Neste sentido, é preciso destacar que cada um dos quatro elementos tradicionais constitui, historicamente, um campo de batalha, um lugar de confrontação. E que os Estados vem tendo que desenvolver componentes específicos das forças armadas para cada um destes elementos: para a terra, o exército de terra; para o ar, o exército do ar (aeronáutica); para a água, o exército da água (marinha); e, num carácter mais singular para o fogo, os “guerreiros do fogo” (bombeiros). De forma natural, como aconteceu com a criação da aviação militar – entre 1914 e 1918 –, todas as grandes potências estão conformando hoje, juntos com os exércitos tradicionais e os combatentes do fogo, um novo exército cujo ecossistema é o quinto elemento: o ciberexército, encarregado da ciberdefensa, que tem suas próprias estruturas orgânicas, seu Estado maior, seus cibersoldados e suas próprias armas: supercomputadores preparados para defender as ciberfronteiras e enfrentar a ciberguerra digital, no âmbito da Internet.

Uma mutação do capitalismo: a economia colaborativa

Trinta anos depois da expansão massiva da web, os hábitos de consumo também estão mudando. Pouco a pouco, está se impondo a ideia de que a opção mais inteligente hoje é a de usar algo em comum, e não necessariamente comprá-la. Isso significa abandonar aos poucos uma economia baseada na submissão dos consumidores e no antagonismo ou na competição entre os produtores, e passar a uma economia que estimula a colaboração e o intercâmbio entre os usuários de um bem ou um serviço. Tudo isto planteia uma verdadeira revolução no seio do capitalismo, que está bem diante dos nossos narizes, uma nova mutação.

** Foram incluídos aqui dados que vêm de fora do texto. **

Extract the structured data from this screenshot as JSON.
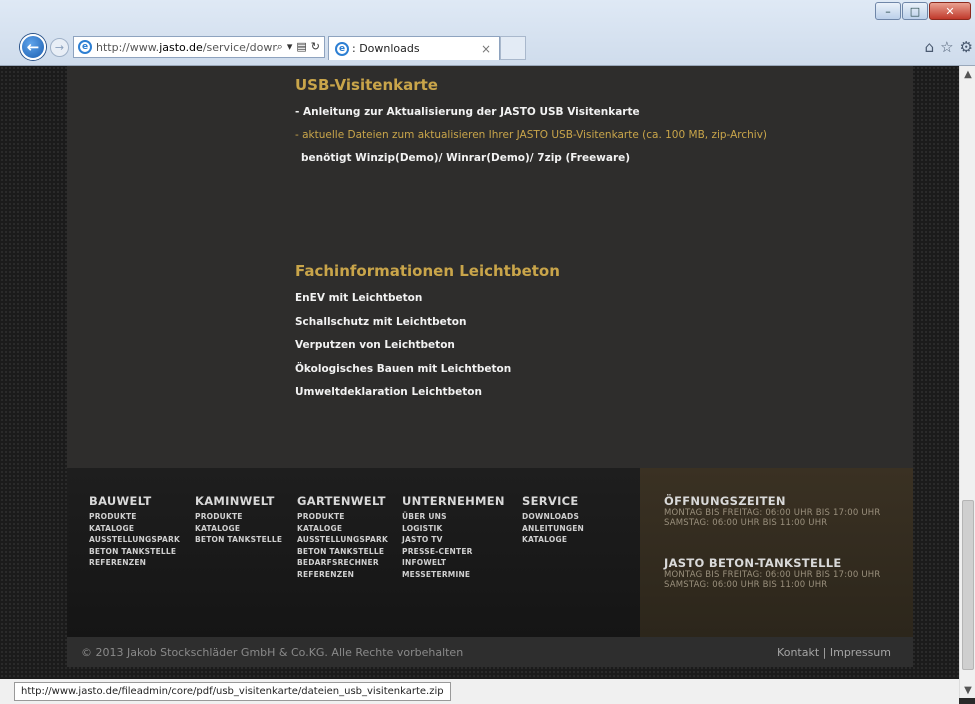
{
  "browser": {
    "address_prefix": "http://www.",
    "address_domain": "jasto.de",
    "address_path": "/service/down",
    "tab_title": ": Downloads",
    "status_url": "http://www.jasto.de/fileadmin/core/pdf/usb_visitenkarte/dateien_usb_visitenkarte.zip"
  },
  "usb": {
    "heading": "USB-Visitenkarte",
    "line1": "- Anleitung zur Aktualisierung der JASTO USB Visitenkarte",
    "line2": "- aktuelle Dateien zum aktualisieren Ihrer JASTO USB-Visitenkarte (ca. 100 MB, zip-Archiv)",
    "line3": "benötigt Winzip(Demo)/ Winrar(Demo)/ 7zip (Freeware)"
  },
  "fach": {
    "heading": "Fachinformationen Leichtbeton",
    "links": [
      "EnEV mit Leichtbeton",
      "Schallschutz mit Leichtbeton",
      "Verputzen von Leichtbeton",
      "Ökologisches Bauen mit Leichtbeton",
      "Umweltdeklaration Leichtbeton"
    ]
  },
  "footer": {
    "columns": [
      {
        "title": "BAUWELT",
        "items": [
          "PRODUKTE",
          "KATALOGE",
          "AUSSTELLUNGSPARK",
          "BETON TANKSTELLE",
          "REFERENZEN"
        ]
      },
      {
        "title": "KAMINWELT",
        "items": [
          "PRODUKTE",
          "KATALOGE",
          "BETON TANKSTELLE"
        ]
      },
      {
        "title": "GARTENWELT",
        "items": [
          "PRODUKTE",
          "KATALOGE",
          "AUSSTELLUNGSPARK",
          "BETON TANKSTELLE",
          "BEDARFSRECHNER",
          "REFERENZEN"
        ]
      },
      {
        "title": "UNTERNEHMEN",
        "items": [
          "ÜBER UNS",
          "LOGISTIK",
          "JASTO TV",
          "PRESSE-CENTER",
          "INFOWELT",
          "MESSETERMINE"
        ]
      },
      {
        "title": "SERVICE",
        "items": [
          "DOWNLOADS",
          "ANLEITUNGEN",
          "KATALOGE"
        ]
      }
    ],
    "hours": [
      {
        "title": "ÖFFNUNGSZEITEN",
        "lines": [
          "MONTAG BIS FREITAG: 06:00 UHR BIS 17:00 UHR",
          "SAMSTAG: 06:00 UHR BIS 11:00 UHR"
        ]
      },
      {
        "title": "JASTO BETON-TANKSTELLE",
        "lines": [
          "MONTAG BIS FREITAG: 06:00 UHR BIS 17:00 UHR",
          "SAMSTAG: 06:00 UHR BIS 11:00 UHR"
        ]
      }
    ],
    "copyright": "© 2013 Jakob Stockschläder GmbH & Co.KG. Alle Rechte vorbehalten",
    "kontakt": "Kontakt",
    "separator": " | ",
    "impressum": "Impressum"
  }
}
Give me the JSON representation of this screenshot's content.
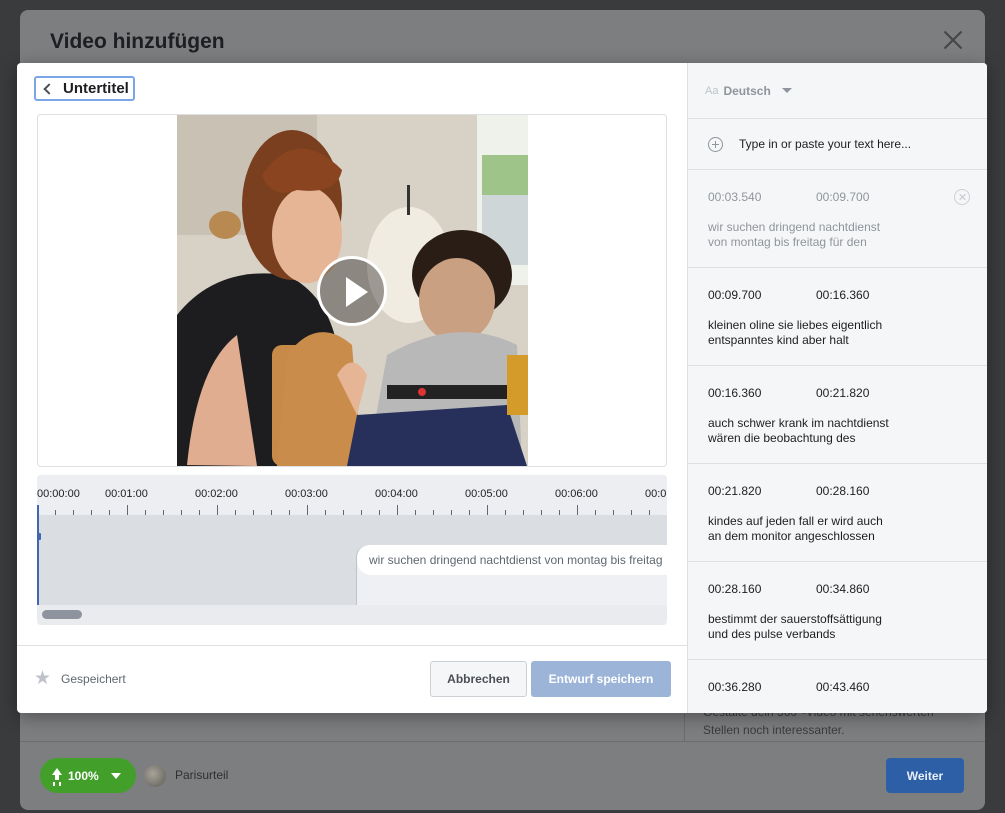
{
  "background": {
    "dialog_title": "Video hinzufügen",
    "side_text": "Gestalte dein 360°-Video mit sehenswerten Stellen noch interessanter.",
    "upload_progress": "100%",
    "page_name": "Parisurteil",
    "next_button": "Weiter"
  },
  "modal": {
    "back_label": "Untertitel",
    "timeline": {
      "ticks": [
        "00:00:00",
        "00:01:00",
        "00:02:00",
        "00:03:00",
        "00:04:00",
        "00:05:00",
        "00:06:00",
        "00:0"
      ],
      "subtitle_preview": "wir suchen dringend nachtdienst von montag bis freitag"
    },
    "footer": {
      "saved_label": "Gespeichert",
      "cancel_label": "Abbrechen",
      "save_draft_label": "Entwurf speichern"
    }
  },
  "captions": {
    "language_icon": "Aa",
    "language": "Deutsch",
    "add_placeholder": "Type in or paste your text here...",
    "cues": [
      {
        "start": "00:03.540",
        "end": "00:09.700",
        "text": "wir suchen dringend nachtdienst\nvon montag bis freitag für den"
      },
      {
        "start": "00:09.700",
        "end": "00:16.360",
        "text": "kleinen oline sie liebes eigentlich\nentspanntes kind aber halt"
      },
      {
        "start": "00:16.360",
        "end": "00:21.820",
        "text": "auch schwer krank im nachtdienst\nwären die beobachtung des"
      },
      {
        "start": "00:21.820",
        "end": "00:28.160",
        "text": "kindes auf jeden fall er wird auch\nan dem monitor angeschlossen"
      },
      {
        "start": "00:28.160",
        "end": "00:34.860",
        "text": "bestimmt der sauerstoffsättigung\nund des pulse verbands"
      },
      {
        "start": "00:36.280",
        "end": "00:43.460",
        "text": ""
      }
    ]
  },
  "colors": {
    "primary": "#4267b2",
    "primary_disabled": "#9cb4d8",
    "upload_green": "#42a02a"
  }
}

É um movimento irresistível. Milhares de plataformas digitais de intercâmbio de produtos e serviços estão se expandindo a toda velocidade. A quantidade de bens e serviços que podem ser alugados ou intercambiados através de plataformas online, sejam elas pagas ou gratuitas, já é literalmente infinita.

A nível planetário, esta economia colaborativa cresce atualmente entre 15% e 17% ao ano. Com alguns exemplos de crescimento absolutamente espetaculares. Um exemplo conhecido é o Uber, a aplicação digital que conecta passageiros e motoristas, que tem somente cinco anos de existência e já vale 68 bilhões de dólares, e opera em 132 países. Por sua parte, Airbnb, a plataforma online de alojamentos para particulares, surgida em 2008, já encontrou camas para mais de 40 milhões de viajantes, e vale hoje mais de 30 bilhões de dólares – significa que, sem ser proprietária habitação nenhuma, a empresa já vale mais que os grandes grupos Hilton, Marriott ou Hyatt.

Outro aspecto fundamental que está mudando – e que foi nada menos que a base da sociedade de consumo –, é o sentido da propriedade, o desejo de possessão. Adquirir, comprar, ter, possuir eram os verbos que melhor traduziam a ambição essencial de uma época na qual o ter definia o ser. Acumular “coisas” (casas, carros, geladeiras, televisores, móveis, roupa, relógios, livros, quadros, telefones, etc) constituía, para muitas pessoas a principal razão da existência. Parecia que, desde o início dos tempos, o sentido materialista de posse era inerente ao ser humano.

A economia colaborativa constitui um modelo econômico baseado no intercâmbio e na comunhão de bens e serviços, mediante o uso de plataformas digitais. Se inspira nas utopias do compartilhamento e em valores não mercantis, como a ajuda mútua ou a convivialidade, e também no espírito de gratuidade, mito fundador da Internet. Sua ideia principal é: “o que é meu é seu”, ou seja compartilhar em vez de possuir. O conceito básico é a troca. Se trata de conectar, por via digital, aqueles que buscam “algo” com aqueles que oferecem esse algo. As empresas mais conhecidas desse setor são Uber, Airbnb, Netflix, Blabacar, etc.

Muitos indícios nos levam a pensar que estamos assistindo o ocaso da segunda revolução industrial, baseada no uso massivo de energias fósseis e em telecomunicações centralizadas. Assistimos o surgimento de uma economia colaborativa que obriga o sistema capitalista a mutar.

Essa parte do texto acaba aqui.